The following study limitations need to be taken into account when interpreting the aforementioned results and clinical implications. To begin, this study was cross-sectional, and the temporal relationship among study variables could not be determined. Moreover, the assessment measure used to assess dispositional mindfulness did not enable an examination of specific facets of mindfulness, and the assessment measure used to assess ED symptoms did not enable an examination of specific ED symptoms and behaviors. Future research using additional mindfulness and ED measures, particularly measures that examine different facets of mindfulness and specific ED symptoms and behaviors, is needed. The assessment measures used in the current study were also limited in that diagnosis of SUDs and EDs were based on self-report assessments and non-structured clinical interviews, thus limiting the reliability of diagnoses. Continued research using structured diagnostic interviews to diagnose SUDs and EDs is needed.
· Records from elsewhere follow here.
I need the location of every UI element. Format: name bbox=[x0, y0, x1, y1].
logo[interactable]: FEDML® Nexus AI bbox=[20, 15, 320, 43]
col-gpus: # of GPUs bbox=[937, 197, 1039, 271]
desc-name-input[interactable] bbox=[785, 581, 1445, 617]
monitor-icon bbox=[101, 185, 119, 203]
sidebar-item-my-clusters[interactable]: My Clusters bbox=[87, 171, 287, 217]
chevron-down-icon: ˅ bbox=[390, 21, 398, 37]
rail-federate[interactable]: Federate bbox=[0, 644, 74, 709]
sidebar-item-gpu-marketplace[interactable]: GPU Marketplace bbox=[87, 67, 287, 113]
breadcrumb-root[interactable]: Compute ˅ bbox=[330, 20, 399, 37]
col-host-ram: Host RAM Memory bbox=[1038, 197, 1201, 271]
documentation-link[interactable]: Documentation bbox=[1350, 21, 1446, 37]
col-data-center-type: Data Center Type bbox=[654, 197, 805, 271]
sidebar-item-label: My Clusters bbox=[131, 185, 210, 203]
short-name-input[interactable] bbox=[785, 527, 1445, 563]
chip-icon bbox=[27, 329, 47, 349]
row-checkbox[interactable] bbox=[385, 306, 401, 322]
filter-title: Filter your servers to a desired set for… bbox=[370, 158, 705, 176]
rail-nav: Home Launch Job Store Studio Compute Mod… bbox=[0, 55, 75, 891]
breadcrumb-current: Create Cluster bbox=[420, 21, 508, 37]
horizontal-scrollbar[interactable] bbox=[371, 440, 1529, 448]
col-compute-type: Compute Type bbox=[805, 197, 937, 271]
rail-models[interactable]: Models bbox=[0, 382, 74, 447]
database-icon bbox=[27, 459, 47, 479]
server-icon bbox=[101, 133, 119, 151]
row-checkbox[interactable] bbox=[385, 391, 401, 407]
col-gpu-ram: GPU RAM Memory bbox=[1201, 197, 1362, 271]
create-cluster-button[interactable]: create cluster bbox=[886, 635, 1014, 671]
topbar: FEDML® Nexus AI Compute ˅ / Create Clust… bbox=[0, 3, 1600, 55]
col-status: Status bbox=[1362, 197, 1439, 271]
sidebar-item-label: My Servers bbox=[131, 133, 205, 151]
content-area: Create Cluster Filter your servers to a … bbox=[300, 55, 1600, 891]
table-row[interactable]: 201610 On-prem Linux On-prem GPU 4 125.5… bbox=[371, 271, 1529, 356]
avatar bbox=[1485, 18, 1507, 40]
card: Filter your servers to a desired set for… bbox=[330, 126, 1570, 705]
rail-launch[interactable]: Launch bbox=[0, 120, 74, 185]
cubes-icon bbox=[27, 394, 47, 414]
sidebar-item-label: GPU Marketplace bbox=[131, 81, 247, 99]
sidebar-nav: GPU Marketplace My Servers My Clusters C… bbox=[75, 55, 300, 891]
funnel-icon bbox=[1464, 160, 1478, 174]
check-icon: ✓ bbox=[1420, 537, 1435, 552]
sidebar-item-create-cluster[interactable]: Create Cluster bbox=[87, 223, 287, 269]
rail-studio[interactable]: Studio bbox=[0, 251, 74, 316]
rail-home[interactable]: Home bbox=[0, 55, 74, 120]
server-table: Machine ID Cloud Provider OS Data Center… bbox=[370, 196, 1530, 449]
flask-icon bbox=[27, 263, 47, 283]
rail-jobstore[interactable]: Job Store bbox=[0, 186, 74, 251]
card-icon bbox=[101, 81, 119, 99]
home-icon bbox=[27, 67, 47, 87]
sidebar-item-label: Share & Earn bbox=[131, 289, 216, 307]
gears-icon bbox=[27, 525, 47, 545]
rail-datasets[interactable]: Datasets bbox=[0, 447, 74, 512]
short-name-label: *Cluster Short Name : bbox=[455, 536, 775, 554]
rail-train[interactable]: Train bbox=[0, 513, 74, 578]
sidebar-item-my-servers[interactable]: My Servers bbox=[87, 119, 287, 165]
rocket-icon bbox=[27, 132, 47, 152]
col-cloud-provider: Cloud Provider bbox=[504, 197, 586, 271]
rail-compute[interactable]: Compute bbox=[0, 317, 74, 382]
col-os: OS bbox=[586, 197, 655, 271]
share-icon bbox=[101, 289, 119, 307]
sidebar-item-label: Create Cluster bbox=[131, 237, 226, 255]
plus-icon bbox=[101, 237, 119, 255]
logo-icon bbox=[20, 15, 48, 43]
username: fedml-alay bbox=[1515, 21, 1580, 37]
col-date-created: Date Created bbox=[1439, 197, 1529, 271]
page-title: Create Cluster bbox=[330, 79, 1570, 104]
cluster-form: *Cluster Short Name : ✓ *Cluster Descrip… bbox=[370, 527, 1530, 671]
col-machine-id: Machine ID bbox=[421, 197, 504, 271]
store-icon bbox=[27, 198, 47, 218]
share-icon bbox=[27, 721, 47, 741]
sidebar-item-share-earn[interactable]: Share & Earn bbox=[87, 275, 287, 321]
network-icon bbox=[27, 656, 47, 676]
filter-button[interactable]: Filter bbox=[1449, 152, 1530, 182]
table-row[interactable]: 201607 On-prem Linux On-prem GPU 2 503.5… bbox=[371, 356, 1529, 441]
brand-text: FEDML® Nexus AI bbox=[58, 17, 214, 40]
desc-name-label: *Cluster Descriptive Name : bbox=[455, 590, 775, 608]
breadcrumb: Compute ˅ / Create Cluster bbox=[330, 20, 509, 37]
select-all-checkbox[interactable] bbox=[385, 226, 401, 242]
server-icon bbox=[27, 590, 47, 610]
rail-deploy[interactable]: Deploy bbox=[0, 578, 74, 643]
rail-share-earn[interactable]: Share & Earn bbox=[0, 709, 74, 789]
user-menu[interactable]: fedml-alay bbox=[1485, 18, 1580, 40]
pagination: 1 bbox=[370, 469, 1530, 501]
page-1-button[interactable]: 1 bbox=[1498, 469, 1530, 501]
Finally, the sample included in the current investigation was ethnically homogenous, as the majority of the sample was non-Hispanic Caucasian. In order to improve the generalizability of findings, future research is needed that examines the relationship between mindfulness and co-occurring EDs and SUDs in ethnically diverse samples.

Conclusion

This is the first known study to examine the relationship between mindfulness and ED symptoms in a sample of men seeking residential treatment for SUDs. Results demonstrated that dispositional mindfulness was inversely related to ED symptoms after controlling for problematic alcohol and drug use and age. The current study is preliminary, thus continued research is needed to further elucidate relationship between dispositional mindfulness and comorbid EDs and SUDs. However, results suggest that interventions enhancing mindfulness could potentially aid treatment for individuals with ED symptoms and SUDs.

Acknowledgments

FUNDING: This work was supported, in part, by grant K24AA019707 from the National Institute on Alcohol Abuse and Alcoholism (NIAAA) awarded to the last author. The content is solely the responsibility of the authors and does not necessarily represent the official views of the NIAAA or the National Institutes of Health.

Footnotes

DECLARATION OF INTEREST: Gregory Stuart started conducting psychoeducational treatment groups for patients at Cornerstone of Recovery for a maximum of 4 hours per week. None of this research project pertains to any of the psychoeducational groups. Dr. Stuart does not ever do any study recruitment, is not informed which patients do or do not participate in research, and does not mention anything about research to the patients attending groups.

Ryan Shorey started working as a research consultant at Cornerstone. There is no restriction on what Ryan can publish and his research consultation does not influence the study results in any way. Ryan does not interact with Cornerstone patients. Ryan has reported all of his consultation activities to Ohio University and no concern about financial conflict of interest has been raised.